Although an executor is required by ? 43-2-500 to make annual settlements of his administration, his failure to do so, in the absence of evidence of some other maladministration prejudicial to the estate, does not mandate his removal. Willoughby v.Willoughby, 203 Ala. 138, 82 So. 168 (1919); Hubbard v. Smith,45 Ala. 516 (1871); Hightower v. Moore, 46 Ala. 466 (1871). See also Oglesby v. Howard, 43 Ala. 144 (1869). The denial of McCormick’s petition to remove the executor is affirmed.
Curtis McCormick also contends that the court erred in ordering a final settlement of the estate. He argues that the petition for final settlement was insufficient because the statement of account submitted with it was unsupported. He maintains that he was entitled to see and examine the documents supporting the statement of account so that he could confirm the accuracy of the final settlement. We agree.
Section 43-2-502, Code 1975, in pertinent part, states:
“In making settlements of an administration, the executor or administrator must proceed as follows:
“He must make out an account between himself and the estate he represents, charging himself with all the assets of the deceased which have come into his possession, except the lands, and crediting himself with all the credits he is by law entitled to; which account, verified by his oath, must be filed with the judge of probate of the court having jurisdiction.
“With such account he must also file the vouchers and written evidence in his possession, on which he relies to sustain the credit side of such account.”
Murray Langford was required under this section to file with the probate court those documents supporting his statement of account (see also Grist v. Carswell, 231 Ala. 442, 165 So. 102
(1935)), or to provide a sufficient explanation for his failure to do so. Because he did not do that in this case, the probate court’s final settlement order is reversed and the case is remanded to that court for further proceedings.
AFFIRMED IN PART; REVERSED IN PART; AND REMANDED.

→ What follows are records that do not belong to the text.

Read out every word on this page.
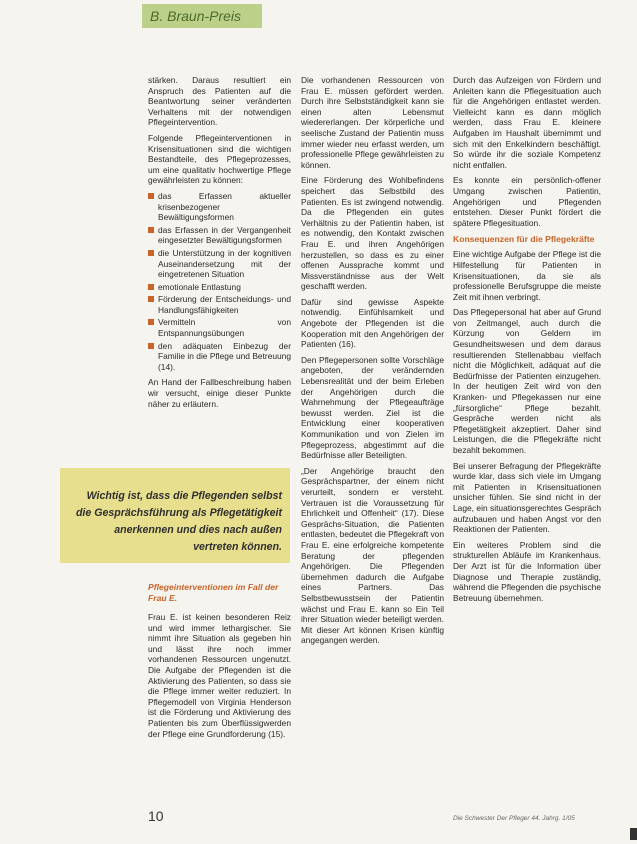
B. Braun-Preis

stärken. Daraus resultiert ein Anspruch des Patienten auf die Beantwortung seiner veränderten Verhaltens mit der notwendigen Pflegeintervention.

Folgende Pflegeinterventionen in Krisensituationen sind die wichtigen Bestandteile, des Pflegeprozesses, um eine qualitativ hochwertige Pflege gewährleisten zu können:

das Erfassen aktueller krisenbezogener Bewältigungsformen
das Erfassen in der Vergangenheit eingesetzter Bewältigungsformen
die Unterstützung in der kognitiven Auseinandersetzung mit der eingetretenen Situation
emotionale Entlastung
Förderung der Entscheidungs- und Handlungsfähigkeiten
Vermitteln von Entspannungsübungen
den adäquaten Einbezug der Familie in die Pflege und Betreuung (14).

An Hand der Fallbeschreibung haben wir versucht, einige dieser Punkte näher zu erläutern.

Wichtig ist, dass die Pflegenden selbst die Gesprächsführung als Pflegetätigkeit anerkennen und dies nach außen vertreten können.
Pflegeinterventionen im Fall der Frau E.

Frau E. ist keinen besonderen Reiz und wird immer lethargischer. Sie nimmt ihre Situation als gegeben hin und lässt ihre noch immer vorhandenen Ressourcen ungenutzt. Die Aufgabe der Pflegenden ist die Aktivierung des Patienten, so dass sie die Pflege immer weiter reduziert. In Pflegemodell von Virginia Henderson ist die Förderung und Aktivierung des Patienten bis zum Überflüssigwerden der Pflege eine Grundforderung (15).

Die vorhandenen Ressourcen von Frau E. müssen gefördert werden. Durch ihre Selbstständigkeit kann sie einen alten Lebensmut wiedererlangen. Der körperliche und seelische Zustand der Patientin muss immer wieder neu erfasst werden, um professionelle Pflege gewährleisten zu können.

Eine Förderung des Wohlbefindens speichert das Selbstbild des Patienten. Es ist zwingend notwendig. Da die Pflegenden ein gutes Verhältnis zu der Patientin haben, ist es notwendig, den Kontakt zwischen Frau E. und ihren Angehörigen herzustellen, so dass es zu einer offenen Aussprache kommt und Missverständnisse aus der Welt geschafft werden.

Dafür sind gewisse Aspekte notwendig. Einfühlsamkeit und Angebote der Pflegenden ist die Kooperation mit den Angehörigen der Patienten (16).

Den Pflegepersonen sollte Vorschläge angeboten, der verändernden Lebensrealität und der beim Erleben der Angehörigen durch die Wahrnehmung der Pflegeaufträge bewusst werden. Ziel ist die Entwicklung einer kooperativen Kommunikation und von Zielen im Pflegeprozess, abgestimmt auf die Bedürfnisse aller Beteiligten.

„Der Angehörige braucht den Gesprächspartner, der einem nicht verurteilt, sondern er versteht. Vertrauen ist die Voraussetzung für Ehrlichkeit und Offenheit“ (17). Diese Gesprächs-Situation, die Patienten entlasten, bedeutet die Pflegekraft von Frau E. eine erfolgreiche kompetente Beratung der pflegenden Angehörigen. Die Pflegenden übernehmen dadurch die Aufgabe eines Partners. Das Selbstbewusstsein der Patientin wächst und Frau E. kann so Ein Teil ihrer Situation wieder beteiligt werden. Mit dieser Art können Krisen künftig angegangen werden.

Durch das Aufzeigen von Fördern und Anleiten kann die Pflegesituation auch für die Angehörigen entlastet werden. Vielleicht kann es dann möglich werden, dass Frau E. kleinere Aufgaben im Haushalt übernimmt und sich mit den Enkelkindern beschäftigt. So würde ihr die soziale Kompetenz nicht entfallen.

Es konnte ein persönlich-offener Umgang zwischen Patientin, Angehörigen und Pflegenden entstehen. Dieser Punkt fördert die spätere Pflegesituation.

Konsequenzen für die Pflegekräfte

Eine wichtige Aufgabe der Pflege ist die Hilfestellung für Patienten in Krisensituationen, da sie als professionelle Berufsgruppe die meiste Zeit mit ihnen verbringt.

Das Pflegepersonal hat aber auf Grund von Zeitmangel, auch durch die Kürzung von Geldern im Gesundheitswesen und dem daraus resultierenden Stellenabbau vielfach nicht die Möglichkeit, adäquat auf die Bedürfnisse der Patienten einzugehen. In der heutigen Zeit wird von den Kranken- und Pflegekassen nur eine „fürsorgliche“ Pflege bezahlt. Gespräche werden nicht als Pflegetätigkeit akzeptiert. Daher sind Leistungen, die die Pflegekräfte nicht bezahlt bekommen.

Bei unserer Befragung der Pflegekräfte wurde klar, dass sich viele im Umgang mit Patienten in Krisensituationen unsicher fühlen. Sie sind nicht in der Lage, ein situationsgerechtes Gespräch aufzubauen und haben Angst vor den Reaktionen der Patienten.

Ein weiteres Problem sind die strukturellen Abläufe im Krankenhaus. Der Arzt ist für die Information über Diagnose und Therapie zuständig, während die Pflegenden die psychische Betreuung übernehmen.

10	Die Schwester Der Pfleger 44. Jahrg. 1/05
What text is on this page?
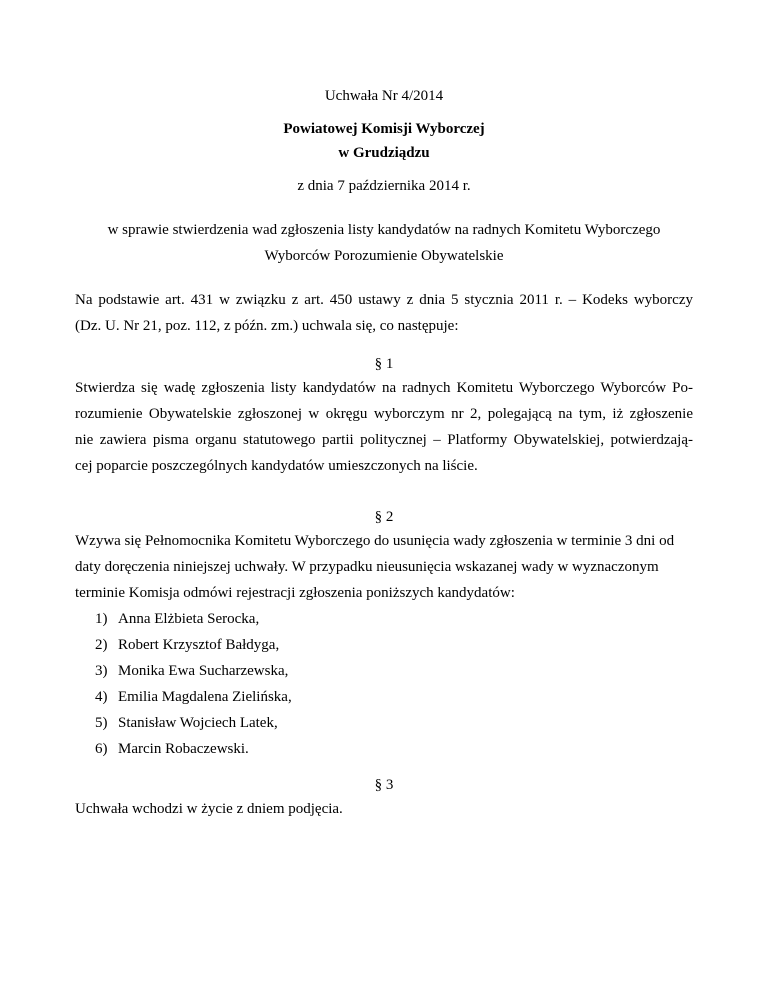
Uchwała Nr 4/2014
Powiatowej Komisji Wyborczej
w Grudziądzu
z dnia 7 października 2014 r.
w sprawie stwierdzenia wad zgłoszenia listy kandydatów na radnych Komitetu Wyborczego
Wyborców Porozumienie Obywatelskie
Na podstawie art. 431 w związku z art. 450 ustawy z dnia 5 stycznia 2011 r. – Kodeks wyborczy
(Dz. U. Nr 21, poz. 112, z późn. zm.) uchwala się, co następuje:
§ 1
Stwierdza się wadę zgłoszenia listy kandydatów na radnych Komitetu Wyborczego Wyborców Po-
rozumienie Obywatelskie zgłoszonej w okręgu wyborczym nr 2, polegającą na tym, iż zgłoszenie
nie zawiera pisma organu statutowego partii politycznej – Platformy Obywatelskiej, potwierdzają-
cej poparcie poszczególnych kandydatów umieszczonych na liście.
§ 2
Wzywa się Pełnomocnika Komitetu Wyborczego do usunięcia wady zgłoszenia w terminie 3 dni od
daty doręczenia niniejszej uchwały. W przypadku nieusunięcia wskazanej wady w wyznaczonym
terminie Komisja odmówi rejestracji zgłoszenia poniższych kandydatów:
1) Anna Elżbieta Serocka,
2) Robert Krzysztof Bałdyga,
3) Monika Ewa Sucharzewska,
4) Emilia Magdalena Zielińska,
5) Stanisław Wojciech Latek,
6) Marcin Robaczewski.
§ 3
Uchwała wchodzi w życie z dniem podjęcia.
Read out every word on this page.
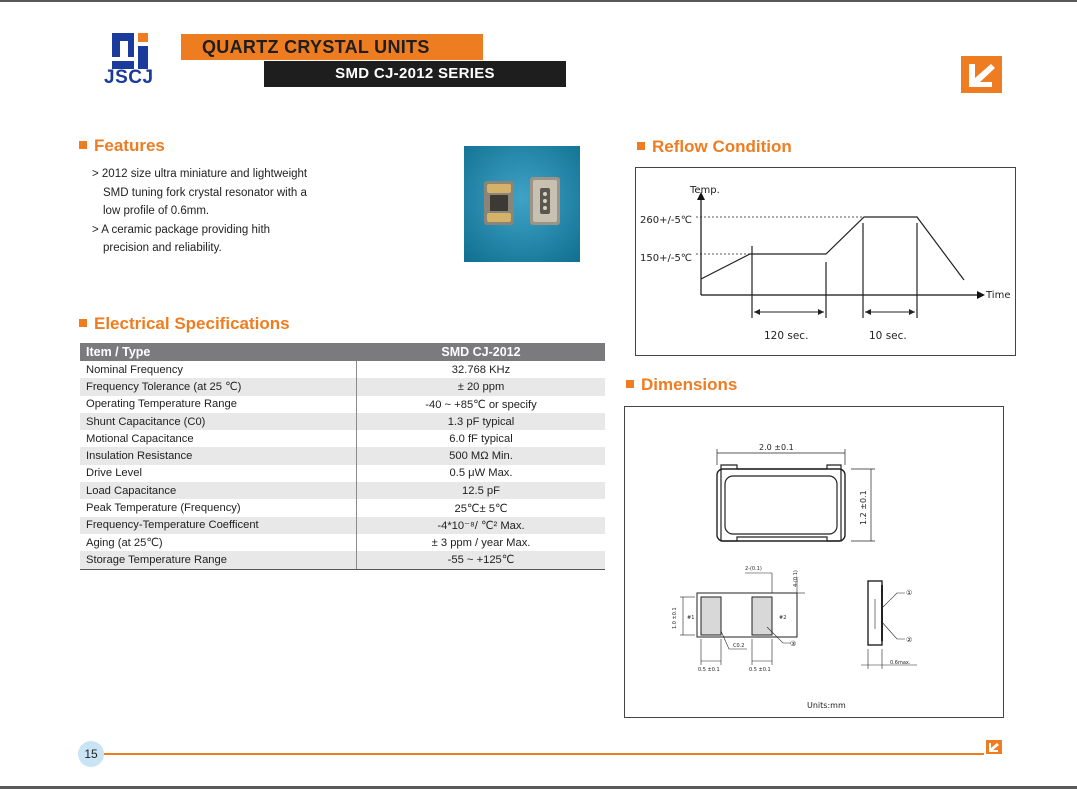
JSCJ
QUARTZ CRYSTAL UNITS
SMD CJ-2012 SERIES
Features
> 2012 size ultra miniature and lightweight
SMD tuning fork crystal resonator with a
low profile of 0.6mm.
> A ceramic package providing hith
precision and reliability.
Electrical Specifications
Item / Type	SMD CJ-2012
Nominal Frequency	32.768 KHz
Frequency Tolerance (at 25 ℃)	± 20 ppm
Operating Temperature Range	-40 ~ +85℃ or specify
Shunt Capacitance (C0)	1.3 pF typical
Motional Capacitance	6.0 fF typical
Insulation Resistance	500 MΩ Min.
Drive Level	0.5 μW Max.
Load Capacitance	12.5 pF
Peak Temperature (Frequency)	25℃± 5℃
Frequency-Temperature Coefficent	-4*10⁻⁸/ ℃² Max.
Aging (at 25℃)	± 3 ppm / year Max.
Storage Temperature Range	-55 ~ +125℃
Reflow Condition
Temp.
Time
260+/-5℃
150+/-5℃
120 sec.	10 sec.
Dimensions
2.0 ±0.1
1.2 ±0.1
1.0 ±0.1 #1	#2
2-(0.1)
4-(0.1)
C0.2	③
0.5 ±0.1	0.5 ±0.1
①
②
0.6max.
Units:mm
15
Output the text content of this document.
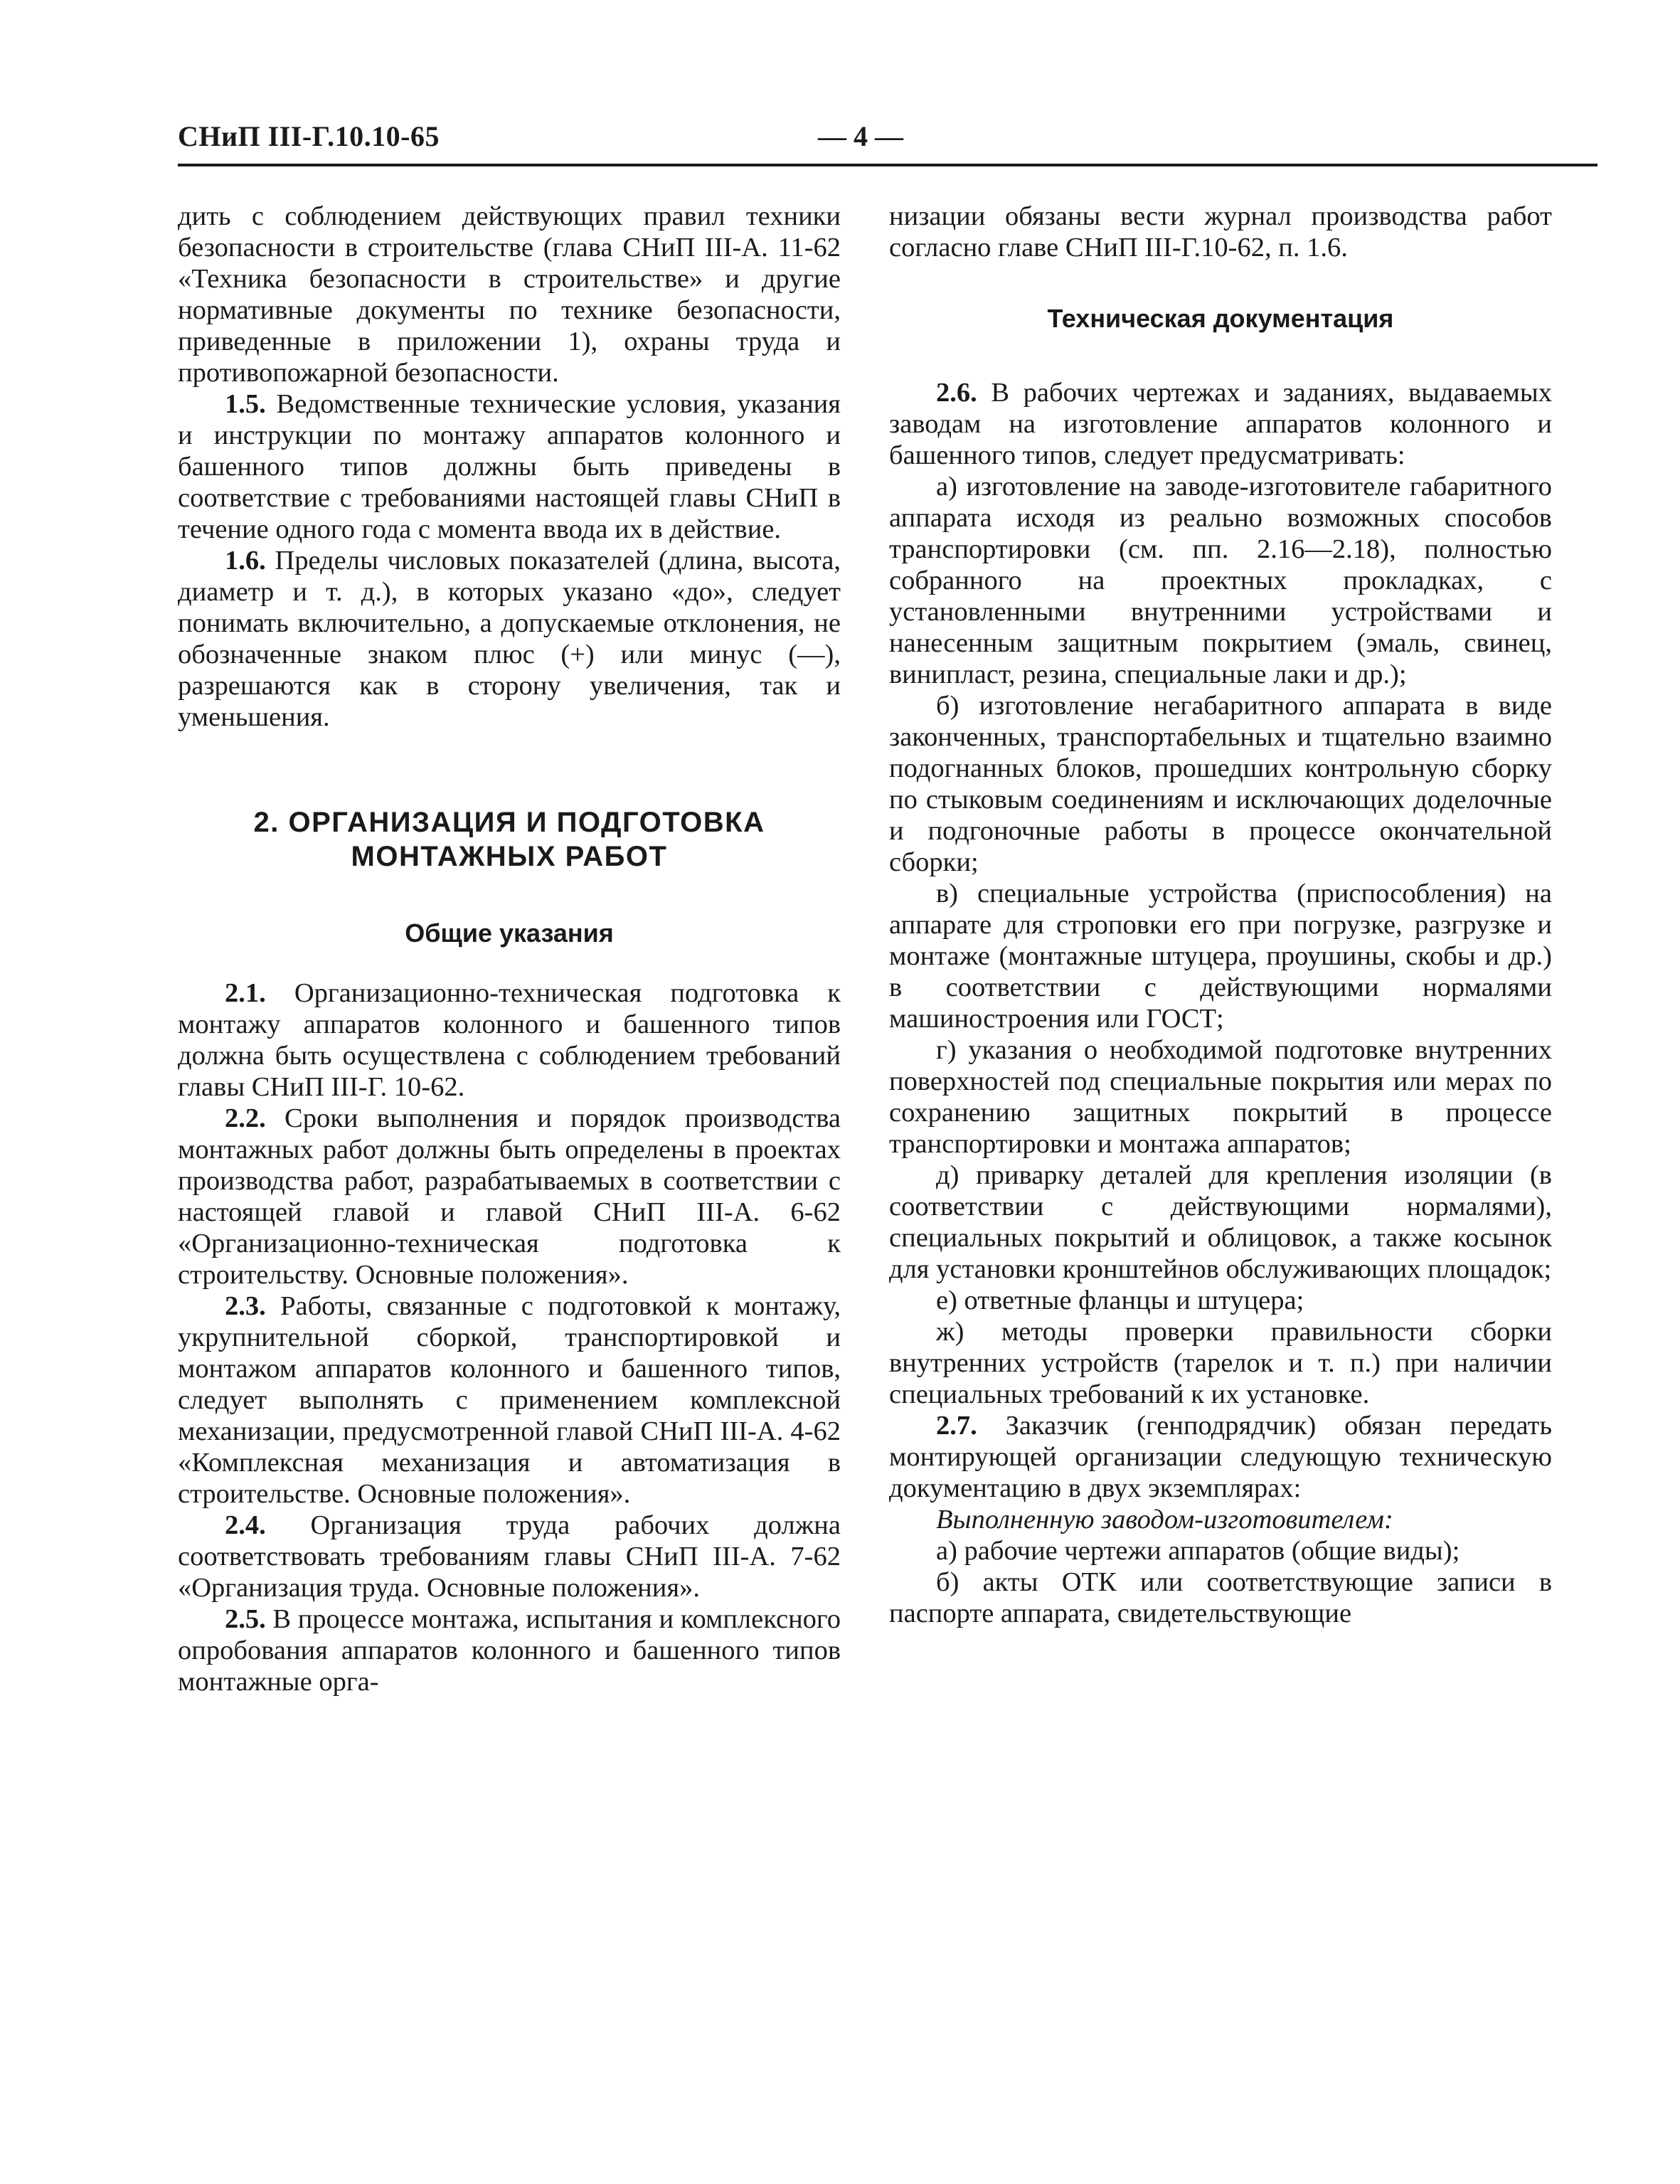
СНиП III-Г.10.10-65	— 4 —

дить с соблюдением действующих правил техники безопасности в строительстве (глава СНиП III-А. 11-62 «Техника безопасности в строительстве» и другие нормативные документы по технике безопасности, приведенные в приложении 1), охраны труда и противопожарной безопасности.

1.5. Ведомственные технические условия, указания и инструкции по монтажу аппаратов колонного и башенного типов должны быть приведены в соответствие с требованиями настоящей главы СНиП в течение одного года с момента ввода их в действие.

1.6. Пределы числовых показателей (длина, высота, диаметр и т. д.), в которых указано «до», следует понимать включительно, а допускаемые отклонения, не обозначенные знаком плюс (+) или минус (—), разрешаются как в сторону увеличения, так и уменьшения.

2. ОРГАНИЗАЦИЯ И ПОДГОТОВКА
МОНТАЖНЫХ РАБОТ
Общие указания

2.1. Организационно-техническая подготовка к монтажу аппаратов колонного и башенного типов должна быть осуществлена с соблюдением требований главы СНиП III-Г. 10-62.

2.2. Сроки выполнения и порядок производства монтажных работ должны быть определены в проектах производства работ, разрабатываемых в соответствии с настоящей главой и главой СНиП III-А. 6-62 «Организационно-техническая подготовка к строительству. Основные положения».

2.3. Работы, связанные с подготовкой к монтажу, укрупнительной сборкой, транспортировкой и монтажом аппаратов колонного и башенного типов, следует выполнять с применением комплексной механизации, предусмотренной главой СНиП III-А. 4-62 «Комплексная механизация и автоматизация в строительстве. Основные положения».

2.4. Организация труда рабочих должна соответствовать требованиям главы СНиП III-А. 7-62 «Организация труда. Основные положения».

2.5. В процессе монтажа, испытания и комплексного опробования аппаратов колонного и башенного типов монтажные орга-

низации обязаны вести журнал производства работ согласно главе СНиП III-Г.10-62, п. 1.6.

Техническая документация

2.6. В рабочих чертежах и заданиях, выдаваемых заводам на изготовление аппаратов колонного и башенного типов, следует предусматривать:

а) изготовление на заводе-изготовителе габаритного аппарата исходя из реально возможных способов транспортировки (см. пп. 2.16—2.18), полностью собранного на проектных прокладках, с установленными внутренними устройствами и нанесенным защитным покрытием (эмаль, свинец, винипласт, резина, специальные лаки и др.);

б) изготовление негабаритного аппарата в виде законченных, транспортабельных и тщательно взаимно подогнанных блоков, прошедших контрольную сборку по стыковым соединениям и исключающих доделочные и подгоночные работы в процессе окончательной сборки;

в) специальные устройства (приспособления) на аппарате для строповки его при погрузке, разгрузке и монтаже (монтажные штуцера, проушины, скобы и др.) в соответствии с действующими нормалями машиностроения или ГОСТ;

г) указания о необходимой подготовке внутренних поверхностей под специальные покрытия или мерах по сохранению защитных покрытий в процессе транспортировки и монтажа аппаратов;

д) приварку деталей для крепления изоляции (в соответствии с действующими нормалями), специальных покрытий и облицовок, а также косынок для установки кронштейнов обслуживающих площадок;

е) ответные фланцы и штуцера;

ж) методы проверки правильности сборки внутренних устройств (тарелок и т. п.) при наличии специальных требований к их установке.

2.7. Заказчик (генподрядчик) обязан передать монтирующей организации следующую техническую документацию в двух экземплярах:

Выполненную заводом-изготовителем:

а) рабочие чертежи аппаратов (общие виды);

б) акты ОТК или соответствующие записи в паспорте аппарата, свидетельствующие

TORBERT, C.J., and JONES, ALMON and SHORES, JJ., concur.
[fn1] Curtis McCormick, as the personal representative of his wife’s estate, had standing to petition the probate court for the removal of Murray Langford.
Section 43-2-293, Code 1975, states:
“Application for the removal of any executor or administrator, or for an additional bond, must be in writing, verified by oath, must specify the grounds of complaint and must be made to the court from which letters issued, or in which the administration is pending; and may be made by any creditor, legatee, devisee, heir or distributee, or by any coexecutor, coadministrator or the sureties, or any of them.” (Emphasis added.)
“An executor occupies a position of trust with respect to those interested in the estate and is the representative of the decedent, of creditors and of the legatees and distributees.”Maryland Cas. Co. v. Owens, 261 Ala. 446, 451, 74 So.2d 608,612 (1954).
[fn2] Section 43-2-311, Code 1975, provides that a testator may by express provision in his will exempt an executor from filing an inventory or making any report or final settlement. No such provision appears in the will of Walter Langford.